Seruan Lukaku kepada perusahaan media sosial untuk duduk bersama para atlet, klub, dan badan pemerintahan tentunya perlu didengar (dan pujian untuknya karena menyertakan perempuan, yang juga terbiasa menangani pelecehan seksis secara online). Namun kenyataannya, peradaban digital hanya dapat dicapai melalui reformasi dan penghapusan rasisme dan seksisme sistemik dalam kehidupan nyata.

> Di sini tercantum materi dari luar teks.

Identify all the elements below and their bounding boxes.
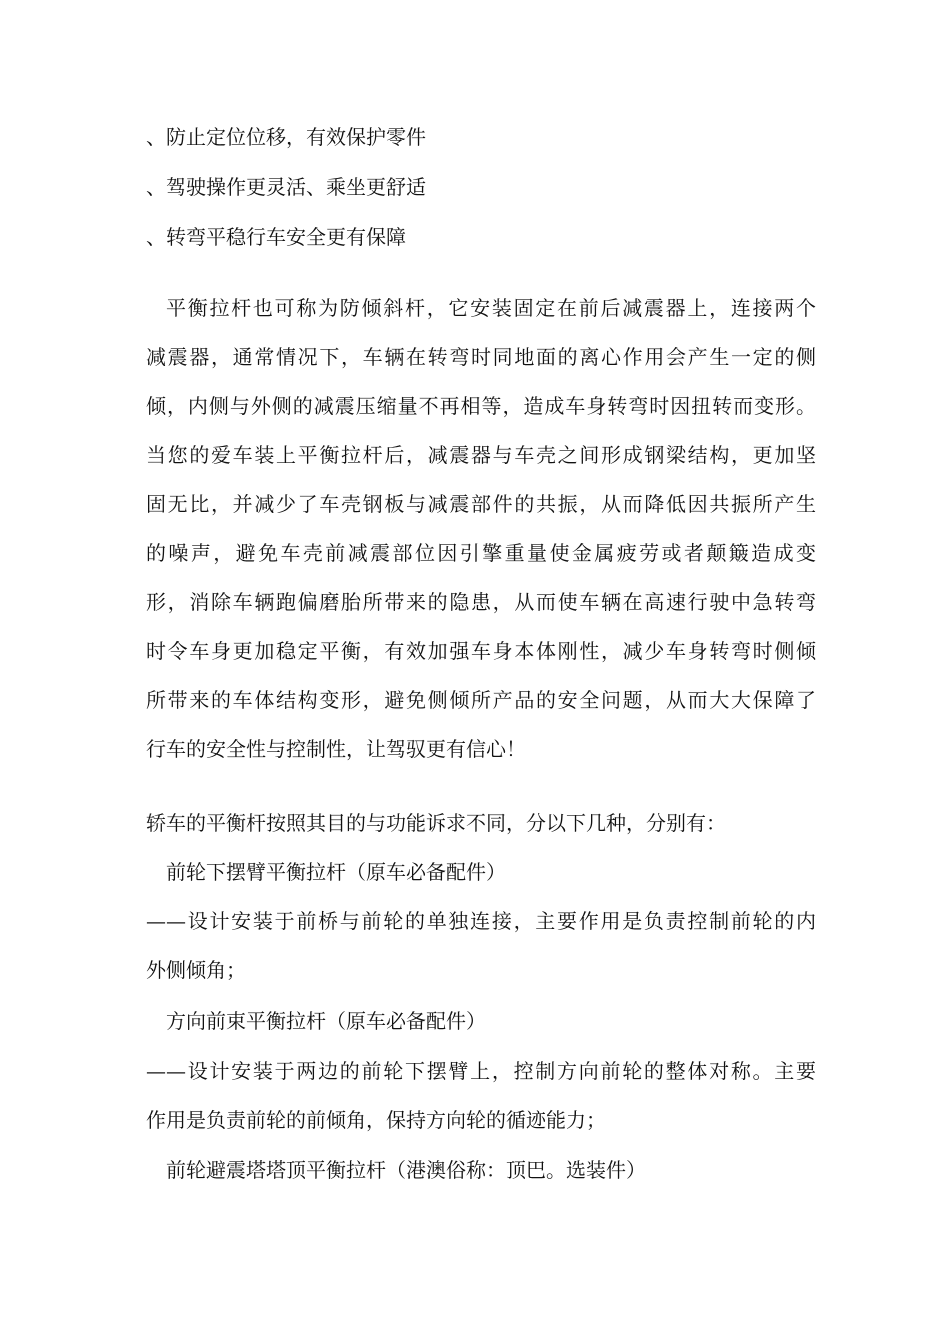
item-heading: 方向前束平衡拉杆（原车必备配件）: [166, 1009, 486, 1033]
bullet-item: 、驾驶操作更灵活、乘坐更舒适: [146, 175, 426, 199]
intro-line: 轿车的平衡杆按照其目的与功能诉求不同，分以下几种，分别有：: [146, 811, 726, 835]
item-description: 作用是负责前轮的前倾角，保持方向轮的循迹能力；: [146, 1108, 606, 1132]
item-description: ——设计安装于两边的前轮下摆臂上，控制方向前轮的整体对称。主要: [146, 1059, 816, 1083]
paragraph-line: 行车的安全性与控制性，让驾驭更有信心！: [146, 737, 526, 761]
paragraph-line: 形，消除车辆跑偏磨胎所带来的隐患，从而使车辆在高速行驶中急转弯: [146, 590, 816, 614]
paragraph-line: 倾，内侧与外侧的减震压缩量不再相等，造成车身转弯时因扭转而变形。: [146, 394, 816, 418]
paragraph-line: 的噪声，避免车壳前减震部位因引擎重量使金属疲劳或者颠簸造成变: [146, 541, 816, 565]
paragraph-line: 平衡拉杆也可称为防倾斜杆，它安装固定在前后减震器上，连接两个: [166, 296, 816, 320]
item-description: ——设计安装于前桥与前轮的单独连接，主要作用是负责控制前轮的内: [146, 909, 816, 933]
paragraph-line: 减震器，通常情况下，车辆在转弯时同地面的离心作用会产生一定的侧: [146, 345, 816, 369]
item-description: 外侧倾角；: [146, 958, 246, 982]
paragraph-line: 时令车身更加稳定平衡，有效加强车身本体刚性，减少车身转弯时侧倾: [146, 639, 816, 663]
bullet-item: 、转弯平稳行车安全更有保障: [146, 225, 406, 249]
item-heading: 前轮避震塔塔顶平衡拉杆（港澳俗称：顶巴。选装件）: [166, 1158, 646, 1182]
item-heading: 前轮下摆臂平衡拉杆（原车必备配件）: [166, 860, 506, 884]
paragraph-line: 所带来的车体结构变形，避免侧倾所产品的安全问题，从而大大保障了: [146, 688, 816, 712]
paragraph-line: 当您的爱车装上平衡拉杆后，减震器与车壳之间形成钢梁结构，更加坚: [146, 443, 816, 467]
paragraph-line: 固无比，并减少了车壳钢板与减震部件的共振，从而降低因共振所产生: [146, 492, 816, 516]
bullet-item: 、防止定位位移，有效保护零件: [146, 125, 426, 149]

Apa yang dialami para pemain ini secara online hanyalah perpanjangan dari apa yang mereka alami secara langsung di pertandingan selama bertahun-tahun, tanpa banyak kemajuan meskipun ada kecaman dari pejabat sepak bola dan beberapa kasus suporter dilarang masuk stadion. Setelah Anda berurusan dengan semua penggemar yang men-tweet emoji pisang ke pemain berkulit hitam, Anda masih memiliki penggemar yang sebenarnya pisang di lapangan, dan belum ada algoritma untuk itu.